5.4. Time Patterns in Climate Structure
Lovejoy (2013) argued that there are three qualitatively different regimes in the weather-climate system: The high-frequency regime is clearly the weather and the low-frequency regime is clearly “the climate”, but there is also an in-between regime had been described with a spectral plateau as “low-frequency weather”. It was dubbed “macroweather” because it is a kind of large-scale weather (not small-scale climate) regime. In each regime, the standard deviation is S(δt) ≈ δtH, so that the standard deviations of the fluctuations at “weather”, “macroweather”, and “climate” scales are roughly power laws (scaling) and are distinguished by their exponents. This finding generalizes the stochastic approach introduced by Hasselmann (1976) but still lucks of the role of spatial-temporal correlations that form the climate patterns.
After all the questions arise: 1) why should we be interested in climate patterns, and 2) is there a need to advantage the knowledge of them.
· It is well excepted that specific climate patterns, for example, El Niño or PDO, greatly influence the weather conditions not only locally but also over the globe.
· The climate patterns may substantially affect the global trend (see Section 5.1).

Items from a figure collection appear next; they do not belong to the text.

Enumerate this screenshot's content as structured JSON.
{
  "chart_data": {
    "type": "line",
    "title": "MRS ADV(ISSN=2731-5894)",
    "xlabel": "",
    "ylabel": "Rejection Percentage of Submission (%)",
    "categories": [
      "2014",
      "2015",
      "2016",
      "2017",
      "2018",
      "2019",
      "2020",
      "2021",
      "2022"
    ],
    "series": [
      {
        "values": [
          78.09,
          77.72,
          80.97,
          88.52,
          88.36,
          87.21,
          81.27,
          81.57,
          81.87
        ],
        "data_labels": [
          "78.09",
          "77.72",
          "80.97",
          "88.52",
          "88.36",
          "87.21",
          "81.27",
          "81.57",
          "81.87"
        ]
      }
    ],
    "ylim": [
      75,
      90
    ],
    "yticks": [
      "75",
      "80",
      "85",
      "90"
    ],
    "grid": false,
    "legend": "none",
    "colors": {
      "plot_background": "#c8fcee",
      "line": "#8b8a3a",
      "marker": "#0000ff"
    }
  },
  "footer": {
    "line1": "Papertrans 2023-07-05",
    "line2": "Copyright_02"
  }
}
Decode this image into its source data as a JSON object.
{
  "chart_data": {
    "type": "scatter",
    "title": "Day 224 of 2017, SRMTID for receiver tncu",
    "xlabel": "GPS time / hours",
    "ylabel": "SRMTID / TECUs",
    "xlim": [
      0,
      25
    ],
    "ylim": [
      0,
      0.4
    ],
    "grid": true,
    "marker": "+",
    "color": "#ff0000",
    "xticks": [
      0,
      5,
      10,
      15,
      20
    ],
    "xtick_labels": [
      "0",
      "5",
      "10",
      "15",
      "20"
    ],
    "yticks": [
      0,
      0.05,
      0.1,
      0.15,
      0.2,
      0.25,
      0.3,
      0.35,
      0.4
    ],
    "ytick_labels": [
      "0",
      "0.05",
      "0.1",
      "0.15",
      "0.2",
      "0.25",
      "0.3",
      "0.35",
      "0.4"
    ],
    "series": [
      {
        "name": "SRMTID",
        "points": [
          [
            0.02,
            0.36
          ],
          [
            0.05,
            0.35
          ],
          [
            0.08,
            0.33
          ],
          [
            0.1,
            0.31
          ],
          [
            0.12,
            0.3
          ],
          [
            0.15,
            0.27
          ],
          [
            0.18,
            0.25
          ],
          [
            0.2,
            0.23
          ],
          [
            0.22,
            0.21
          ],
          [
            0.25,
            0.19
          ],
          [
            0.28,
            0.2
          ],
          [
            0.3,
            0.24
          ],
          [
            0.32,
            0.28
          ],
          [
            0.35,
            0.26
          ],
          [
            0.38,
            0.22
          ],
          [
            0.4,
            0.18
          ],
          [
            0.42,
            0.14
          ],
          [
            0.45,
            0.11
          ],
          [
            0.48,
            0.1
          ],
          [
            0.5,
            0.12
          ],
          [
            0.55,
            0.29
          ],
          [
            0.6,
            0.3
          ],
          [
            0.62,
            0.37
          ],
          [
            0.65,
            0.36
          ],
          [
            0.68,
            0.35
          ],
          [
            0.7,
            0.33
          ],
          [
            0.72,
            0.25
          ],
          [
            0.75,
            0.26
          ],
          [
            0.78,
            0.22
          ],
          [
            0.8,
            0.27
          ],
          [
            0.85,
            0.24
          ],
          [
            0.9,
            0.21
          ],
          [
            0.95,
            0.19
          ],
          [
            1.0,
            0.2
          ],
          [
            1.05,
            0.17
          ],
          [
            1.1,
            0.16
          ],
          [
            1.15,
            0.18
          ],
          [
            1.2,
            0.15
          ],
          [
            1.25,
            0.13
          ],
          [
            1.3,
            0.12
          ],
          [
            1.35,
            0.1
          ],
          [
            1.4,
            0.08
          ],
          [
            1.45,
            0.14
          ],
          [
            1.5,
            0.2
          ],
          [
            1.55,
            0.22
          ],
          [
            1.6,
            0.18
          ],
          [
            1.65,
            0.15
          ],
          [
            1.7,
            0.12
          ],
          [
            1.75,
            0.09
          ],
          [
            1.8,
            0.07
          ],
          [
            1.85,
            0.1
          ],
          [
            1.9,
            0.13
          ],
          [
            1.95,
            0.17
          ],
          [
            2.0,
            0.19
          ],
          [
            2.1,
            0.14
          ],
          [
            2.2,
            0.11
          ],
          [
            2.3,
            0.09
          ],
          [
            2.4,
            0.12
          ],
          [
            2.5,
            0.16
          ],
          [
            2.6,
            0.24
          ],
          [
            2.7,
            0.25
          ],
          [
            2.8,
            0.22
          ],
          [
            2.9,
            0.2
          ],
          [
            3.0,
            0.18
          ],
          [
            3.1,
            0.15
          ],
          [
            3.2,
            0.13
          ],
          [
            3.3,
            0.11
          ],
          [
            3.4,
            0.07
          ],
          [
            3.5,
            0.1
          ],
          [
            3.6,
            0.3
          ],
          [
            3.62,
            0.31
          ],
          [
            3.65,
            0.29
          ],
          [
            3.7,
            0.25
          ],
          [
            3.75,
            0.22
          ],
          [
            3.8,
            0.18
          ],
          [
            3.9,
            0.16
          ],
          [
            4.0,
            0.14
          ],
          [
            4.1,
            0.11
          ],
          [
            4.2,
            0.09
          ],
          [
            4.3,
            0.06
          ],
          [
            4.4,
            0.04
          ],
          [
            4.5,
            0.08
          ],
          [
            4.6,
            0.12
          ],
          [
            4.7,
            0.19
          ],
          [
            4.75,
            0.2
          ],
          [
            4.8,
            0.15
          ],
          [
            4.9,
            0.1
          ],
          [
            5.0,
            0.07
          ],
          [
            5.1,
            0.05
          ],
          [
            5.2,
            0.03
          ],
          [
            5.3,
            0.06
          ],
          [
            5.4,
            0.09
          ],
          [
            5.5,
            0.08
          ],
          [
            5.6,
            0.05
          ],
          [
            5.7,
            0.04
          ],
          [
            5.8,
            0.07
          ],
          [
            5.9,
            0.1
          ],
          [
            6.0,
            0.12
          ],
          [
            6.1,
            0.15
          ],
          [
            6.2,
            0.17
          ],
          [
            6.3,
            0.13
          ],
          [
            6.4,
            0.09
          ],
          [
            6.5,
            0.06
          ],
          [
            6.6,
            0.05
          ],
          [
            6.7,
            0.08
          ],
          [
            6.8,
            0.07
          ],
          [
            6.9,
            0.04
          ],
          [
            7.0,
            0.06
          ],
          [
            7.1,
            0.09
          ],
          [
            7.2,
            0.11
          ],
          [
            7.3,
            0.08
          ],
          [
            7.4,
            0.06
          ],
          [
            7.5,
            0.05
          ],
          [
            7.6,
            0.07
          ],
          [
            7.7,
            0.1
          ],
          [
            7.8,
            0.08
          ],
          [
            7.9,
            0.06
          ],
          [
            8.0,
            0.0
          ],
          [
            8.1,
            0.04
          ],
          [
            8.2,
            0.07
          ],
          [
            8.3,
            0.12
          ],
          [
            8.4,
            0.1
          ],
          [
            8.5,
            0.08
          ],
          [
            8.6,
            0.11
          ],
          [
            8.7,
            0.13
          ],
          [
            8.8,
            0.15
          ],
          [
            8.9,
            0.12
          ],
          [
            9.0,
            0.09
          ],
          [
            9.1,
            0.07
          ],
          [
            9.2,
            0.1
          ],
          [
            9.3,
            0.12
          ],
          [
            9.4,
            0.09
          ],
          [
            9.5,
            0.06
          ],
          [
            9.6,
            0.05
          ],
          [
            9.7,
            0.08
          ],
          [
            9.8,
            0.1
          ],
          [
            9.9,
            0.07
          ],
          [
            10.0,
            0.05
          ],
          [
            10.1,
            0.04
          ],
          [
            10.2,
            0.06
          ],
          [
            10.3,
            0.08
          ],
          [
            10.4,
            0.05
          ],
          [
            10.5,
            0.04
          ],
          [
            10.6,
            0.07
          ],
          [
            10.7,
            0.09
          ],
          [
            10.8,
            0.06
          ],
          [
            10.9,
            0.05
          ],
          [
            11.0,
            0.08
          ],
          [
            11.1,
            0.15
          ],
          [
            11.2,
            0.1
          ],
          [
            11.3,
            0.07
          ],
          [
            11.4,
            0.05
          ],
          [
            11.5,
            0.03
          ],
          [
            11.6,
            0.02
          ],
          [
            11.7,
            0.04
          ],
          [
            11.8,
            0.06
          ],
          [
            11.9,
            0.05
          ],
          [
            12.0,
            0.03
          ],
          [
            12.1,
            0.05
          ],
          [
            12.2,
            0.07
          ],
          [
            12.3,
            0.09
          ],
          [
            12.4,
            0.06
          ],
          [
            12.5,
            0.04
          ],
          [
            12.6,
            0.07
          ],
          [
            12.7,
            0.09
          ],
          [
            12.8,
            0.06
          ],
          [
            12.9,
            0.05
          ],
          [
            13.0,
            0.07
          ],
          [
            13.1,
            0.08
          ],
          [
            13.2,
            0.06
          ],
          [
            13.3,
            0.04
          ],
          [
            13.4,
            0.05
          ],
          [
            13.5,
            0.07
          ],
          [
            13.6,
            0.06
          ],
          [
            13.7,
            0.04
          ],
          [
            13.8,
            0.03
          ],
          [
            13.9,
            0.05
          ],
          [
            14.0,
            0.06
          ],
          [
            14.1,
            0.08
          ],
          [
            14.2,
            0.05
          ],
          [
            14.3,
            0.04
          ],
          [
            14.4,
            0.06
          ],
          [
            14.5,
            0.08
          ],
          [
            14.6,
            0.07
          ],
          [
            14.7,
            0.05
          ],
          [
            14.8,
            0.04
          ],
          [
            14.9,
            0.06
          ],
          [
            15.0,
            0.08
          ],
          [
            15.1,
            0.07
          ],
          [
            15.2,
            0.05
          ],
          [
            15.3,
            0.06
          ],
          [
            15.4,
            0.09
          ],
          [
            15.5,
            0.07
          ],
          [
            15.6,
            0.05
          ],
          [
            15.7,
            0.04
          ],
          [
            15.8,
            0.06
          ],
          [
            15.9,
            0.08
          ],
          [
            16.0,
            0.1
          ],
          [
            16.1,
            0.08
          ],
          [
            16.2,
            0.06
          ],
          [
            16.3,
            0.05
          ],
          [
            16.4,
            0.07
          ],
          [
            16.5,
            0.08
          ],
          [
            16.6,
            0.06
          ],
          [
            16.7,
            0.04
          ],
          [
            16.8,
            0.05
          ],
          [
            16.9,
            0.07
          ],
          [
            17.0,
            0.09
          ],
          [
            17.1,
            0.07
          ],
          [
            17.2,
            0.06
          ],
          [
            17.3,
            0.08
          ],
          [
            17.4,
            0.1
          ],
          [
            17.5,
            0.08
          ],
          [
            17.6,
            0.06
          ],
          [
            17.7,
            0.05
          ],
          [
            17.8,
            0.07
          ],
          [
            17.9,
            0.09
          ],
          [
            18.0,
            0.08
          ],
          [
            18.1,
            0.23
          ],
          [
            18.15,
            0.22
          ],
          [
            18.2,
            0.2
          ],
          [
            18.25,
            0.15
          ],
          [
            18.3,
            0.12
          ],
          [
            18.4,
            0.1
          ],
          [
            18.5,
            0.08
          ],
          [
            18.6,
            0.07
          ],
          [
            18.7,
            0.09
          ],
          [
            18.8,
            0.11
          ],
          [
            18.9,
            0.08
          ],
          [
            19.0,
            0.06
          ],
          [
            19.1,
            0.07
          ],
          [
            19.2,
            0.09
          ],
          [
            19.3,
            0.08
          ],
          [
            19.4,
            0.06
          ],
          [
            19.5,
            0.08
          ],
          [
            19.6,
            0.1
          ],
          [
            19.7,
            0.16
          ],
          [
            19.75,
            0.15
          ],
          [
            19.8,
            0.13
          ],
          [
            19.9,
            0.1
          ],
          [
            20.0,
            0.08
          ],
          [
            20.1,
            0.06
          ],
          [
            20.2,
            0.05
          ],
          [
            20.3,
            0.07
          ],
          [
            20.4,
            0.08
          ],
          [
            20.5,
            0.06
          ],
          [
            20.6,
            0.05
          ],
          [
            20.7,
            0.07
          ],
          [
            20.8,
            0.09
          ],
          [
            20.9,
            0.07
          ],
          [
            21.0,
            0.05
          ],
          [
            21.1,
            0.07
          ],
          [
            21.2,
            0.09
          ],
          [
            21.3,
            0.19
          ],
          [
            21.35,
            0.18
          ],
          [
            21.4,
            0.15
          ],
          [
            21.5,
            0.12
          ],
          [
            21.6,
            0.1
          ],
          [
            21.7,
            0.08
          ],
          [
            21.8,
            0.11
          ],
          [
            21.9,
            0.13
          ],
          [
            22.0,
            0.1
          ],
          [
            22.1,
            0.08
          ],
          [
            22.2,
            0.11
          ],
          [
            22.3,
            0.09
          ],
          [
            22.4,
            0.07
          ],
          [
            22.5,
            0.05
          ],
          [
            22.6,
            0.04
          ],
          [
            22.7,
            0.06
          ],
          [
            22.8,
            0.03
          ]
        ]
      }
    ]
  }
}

· External forcing of climate, such as solar forcing, can be well seen in climate patterns and may be deemed and difficult to record globally.
· Climate patterns allow prediction of long-term evolution of climate.
· To advance the knowledge of climate patterns it would be important to better understand the mechanisms of their formation.
· Use the arsenal of accumulated knowledge of dynamical systems that treat climate patterns as attractors of the Earth’s dynamical system.
Currently, there are an extensive number of publications that include the weather effects of specific climate patterns, such as the ENSO, PDO and NAM. However, there is a gap in research and publications devoted to investigation of mechanisms of climate pattern formation and their role in climate prediction. This review is an attempt to fill this gap and stimulate research of climate patterns both from observational and modeling viewpoints.
This work was supported in part by the Jet Propulsion Laboratory of the California Institute of Technology, under a contract with the National Aeronautics and Space Administration.